A new deal urgently needed on Commonwealth revenue spending PDF Print
3 March 2004
The Council of Social Service of NSW (NCOSS) has expressed alarm at the Commonwealth Grants Commission decision that delivers NSW nearly $400 million less than expected in GST revenues in 2004-05.

"If NSW Treasury's $275 million deficit prediction was right in its December 2003 mid year review, then today's news will place massive pressure on this year's State Budget," said NCOSS Director, Gary Moore.

"To maintain, let alone improve the resources available for State services and infrastructure, Bob Carr and Michael Egan must commit NSW to fairer taxes which generate stronger revenues and a modest Budget deficit for 2004-05."

"The Grants Commission process and decision are poor in so many respects."

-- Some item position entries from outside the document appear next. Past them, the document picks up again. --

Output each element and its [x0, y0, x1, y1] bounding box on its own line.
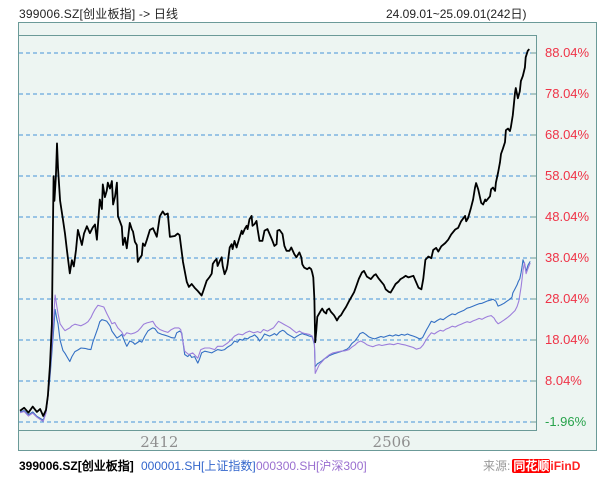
legend-item-2: 000300.SH[沪深300]: [256, 459, 367, 473]
date-range: 24.09.01~25.09.01(242日): [386, 7, 527, 21]
y-axis-label: 78.04%: [545, 86, 590, 101]
y-axis-label: 18.04%: [545, 332, 590, 347]
series-line: [19, 262, 531, 422]
y-axis-label: 58.04%: [545, 168, 590, 183]
y-axis-label: 68.04%: [545, 127, 590, 142]
plot-area[interactable]: [18, 35, 537, 431]
source-credit: 来源: 同花顺 iFinD: [483, 457, 580, 474]
x-axis-label: 2506: [372, 433, 411, 451]
source-prefix: 来源:: [483, 459, 511, 473]
y-axis-label: -1.96%: [545, 414, 587, 429]
y-axis-label: 8.04%: [545, 373, 582, 388]
y-axis-label: 48.04%: [545, 209, 590, 224]
ifind-label: iFinD: [550, 458, 581, 473]
ths-logo: 同花顺: [512, 458, 551, 473]
y-axis-label: 38.04%: [545, 250, 590, 265]
y-axis-label: 88.04%: [545, 45, 590, 60]
price-lines-canvas[interactable]: [19, 36, 536, 430]
y-axis-label: 28.04%: [545, 291, 590, 306]
legend-item-1: 000001.SH[上证指数]: [141, 459, 256, 473]
x-axis-label: 2412: [140, 433, 179, 451]
chart-title: 399006.SZ[创业板指] -> 日线: [19, 7, 179, 21]
series-line: [19, 259, 531, 421]
series-line: [19, 48, 530, 417]
legend-item-0: 399006.SZ[创业板指]: [19, 459, 134, 473]
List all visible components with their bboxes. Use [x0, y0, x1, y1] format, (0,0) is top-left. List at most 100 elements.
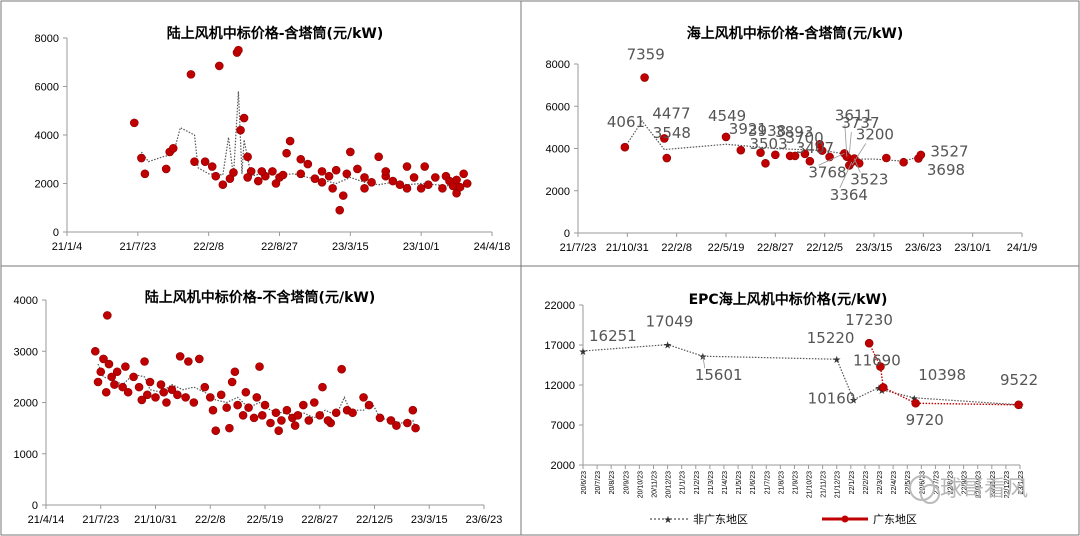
series-point-guangdong [864, 338, 874, 348]
data-point [239, 113, 249, 123]
data-point [386, 416, 396, 425]
y-tick-label: 0 [564, 228, 570, 240]
data-point [99, 354, 108, 364]
data-point [771, 150, 780, 160]
data-point [252, 393, 262, 402]
data-point [662, 153, 672, 163]
data-label-leader [853, 158, 861, 173]
data-point [331, 165, 341, 175]
y-tick-label: 0 [32, 500, 38, 512]
y-tick-label: 2000 [14, 398, 38, 410]
x-tick-label: 22/12/23 [1004, 471, 1011, 498]
data-label: 10398 [918, 366, 966, 384]
data-point [335, 205, 345, 215]
x-tick-label: 23/6/23 [466, 514, 503, 526]
data-point [137, 153, 146, 163]
data-point [238, 411, 248, 420]
data-point [90, 346, 100, 356]
data-point [129, 118, 139, 128]
series-point-guangdong [876, 362, 885, 371]
y-tick-label: 6000 [35, 82, 59, 94]
x-tick-label: 20/8/23 [609, 471, 616, 494]
data-point [173, 390, 182, 400]
x-tick-label: 22/7/23 [933, 471, 940, 494]
series-point-non-guangdong: ★ [663, 341, 672, 352]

"GST and other revenues collected by the Howard Government are not distributed across Australia on the basis of funding common, minimum levels and quality of services and facilities for all Australians. Surely the key results of an effective tax system are the genuine benefits for people on the ground."

"The distribution of funds bears no relationship to the performance of Government services across the Commonwealth, States and Territories."

"All contributing factors towards the costs of services and infrastructure provision, whether in urban or rural locations, are not taken into account."

"And the ordinary citizen has no idea of how this critical process is carried out, even though the results will critically affect each of us."

"The Premier is right to criticise the Grants Commission decision."

"But on this issue, if he is not to be judged too much a political opportunist in a Federal election year, Mr Carr must take a lead with his colleague State and Territory Labor Premiers and Chief Ministers and Opposition Leader Mark Latham to devise a credible alternative revenue sharing measure based on outcomes for people, wherever they live."